Background
In a recent randomized controlled trial, daily oral preexposure chemoprophylaxis (PrEP) was shown to be effective for HIV prevention in men who have sex with men (MSM). The United States Centers for Disease Control and Prevention (CDC) recently provided interim guidance for PrEP use among MSM who are at high risk for acquiring HIV. Previous studies failed to reach a consistent estimate of its cost-effectiveness.
Objective
To estimate the effectiveness and cost-effectiveness of PrEP in MSM in the United States.
Design
Dynamic model of HIV transmission and progression combined with a detailed economic analysis.
Data Sources
Published literature.
Target Population
MSM aged 13–64 in the United States.
Time Horizon
Lifetime.
Perspective
Societal.
Interventions
We evaluated PrEP for the general MSM population and for high-risk MSM. We assumed that PrEP reduces infection risk by 44%, based on clinical trial results.
Outcome Measures
New HIV infections, discounted quality-adjusted life-years (QALYs) and costs, and incremental cost-effectiveness ratios.

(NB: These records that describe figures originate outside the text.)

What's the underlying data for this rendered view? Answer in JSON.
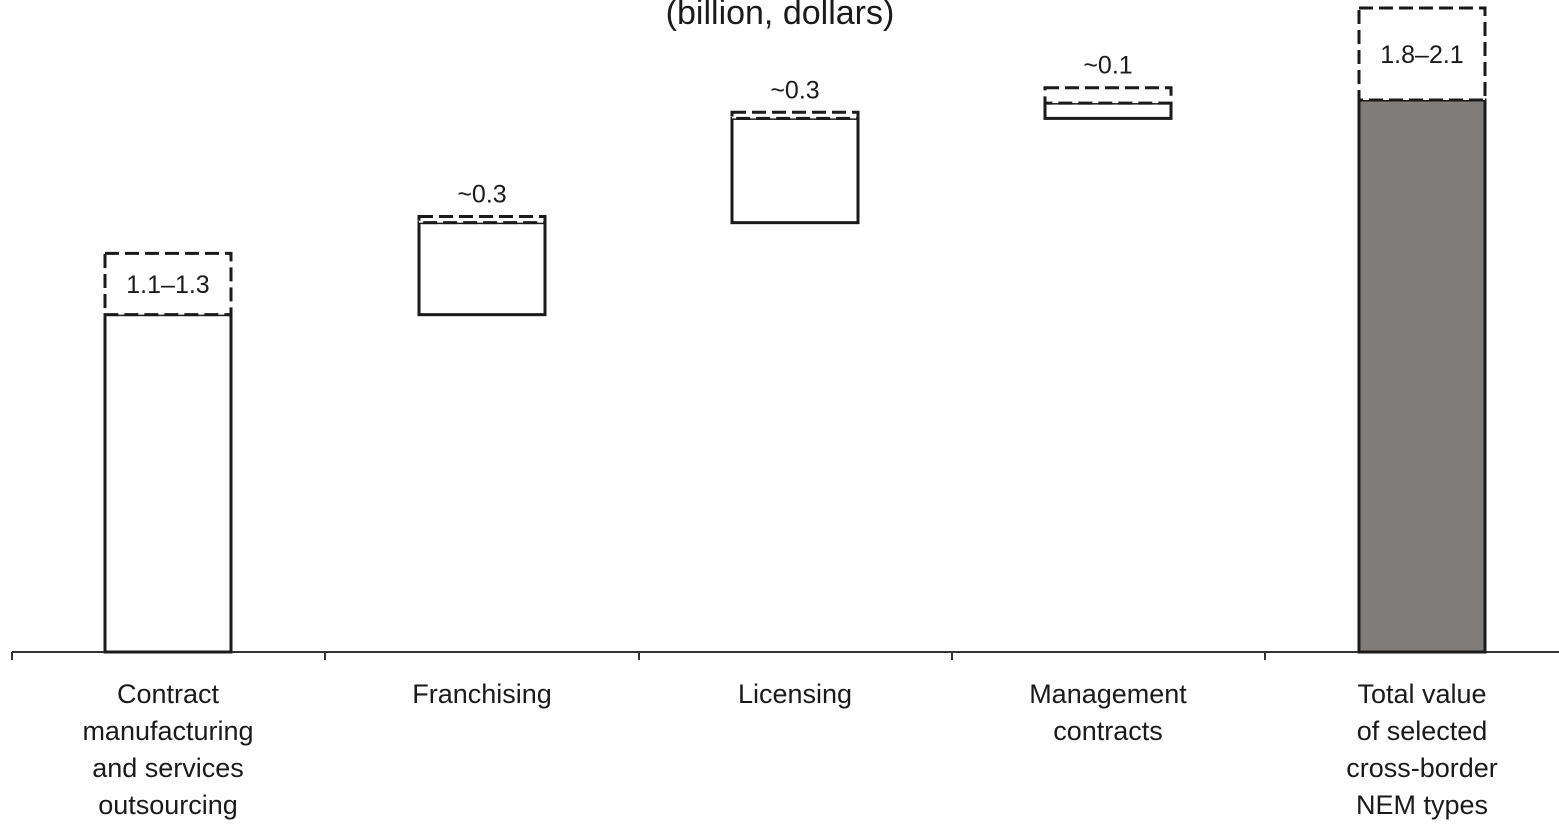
{
  "chart_data": {
    "type": "bar",
    "subtitle": "(billion, dollars)",
    "categories": [
      [
        "Contract",
        "manufacturing",
        "and services",
        "outsourcing"
      ],
      [
        "Franchising"
      ],
      [
        "Licensing"
      ],
      [
        "Management",
        "contracts"
      ],
      [
        "Total value",
        "of selected",
        "cross-border",
        "NEM types"
      ]
    ],
    "bars": [
      {
        "base": 0.0,
        "low": 1.1,
        "high": 1.3,
        "label": "1.1–1.3",
        "kind": "step"
      },
      {
        "base": 1.1,
        "low": 1.4,
        "high": 1.42,
        "label": "~0.3",
        "kind": "step"
      },
      {
        "base": 1.4,
        "low": 1.74,
        "high": 1.76,
        "label": "~0.3",
        "kind": "step"
      },
      {
        "base": 1.74,
        "low": 1.79,
        "high": 1.84,
        "label": "~0.1",
        "kind": "step"
      },
      {
        "base": 0.0,
        "low": 1.8,
        "high": 2.1,
        "label": "1.8–2.1",
        "kind": "total"
      }
    ],
    "ylim": [
      0,
      2.1
    ],
    "grid": false,
    "legend": "none",
    "colors": {
      "total_fill": "#7f7c7a",
      "step_fill": "#ffffff",
      "stroke": "#1a1a1a"
    }
  }
}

Results of Base-Case Analysis
If PrEP is initiated in 20% of MSM in the United States, we estimate a 13% reduction in new HIV infections and a gain of 550,166 QALYs over 20 years at a cost of $172,091/QALY gained. Initiating PrEP in a larger proportion of MSM averts more infections but at increasing cost per QALY gained ($216,480/QALY gained when 100% of MSM receive PrEP). Using PrEP only in high-risk MSM can improve its cost-effectiveness. PrEP costs approximately $50,000/QALY gained for MSM with 5 annual partners on average. PrEP for all high-risk MSM for 20 years leads to $75 billion in healthcare-related costs incremental to the status quo and costs $600,000 per HIV infection averted, compared with incremental costs of $95 billion and $2 million per infection averted for 20% coverage of all MSM.
Results of Sensitivity Analysis
PrEP use in the general MSM population costs less than $100,000/QALY gained if the daily cost of antiretroviral drugs for PrEP is less than $15 or if PrEP efficacy is greater than 75%.
Limitation
When examining PrEP use in high-risk MSM, we did not model mixing between low- and high-risk MSM because of lack of data on mixing patterns.
Conclusion
Use of PrEP for HIV prevention in the general MSM population could prevent a substantial number of HIV infections but is expensive. PrEP use in high-risk MSM compares favorably to other interventions considered cost-effective, but could result in annual expenditures on PrEP of over $4 billion.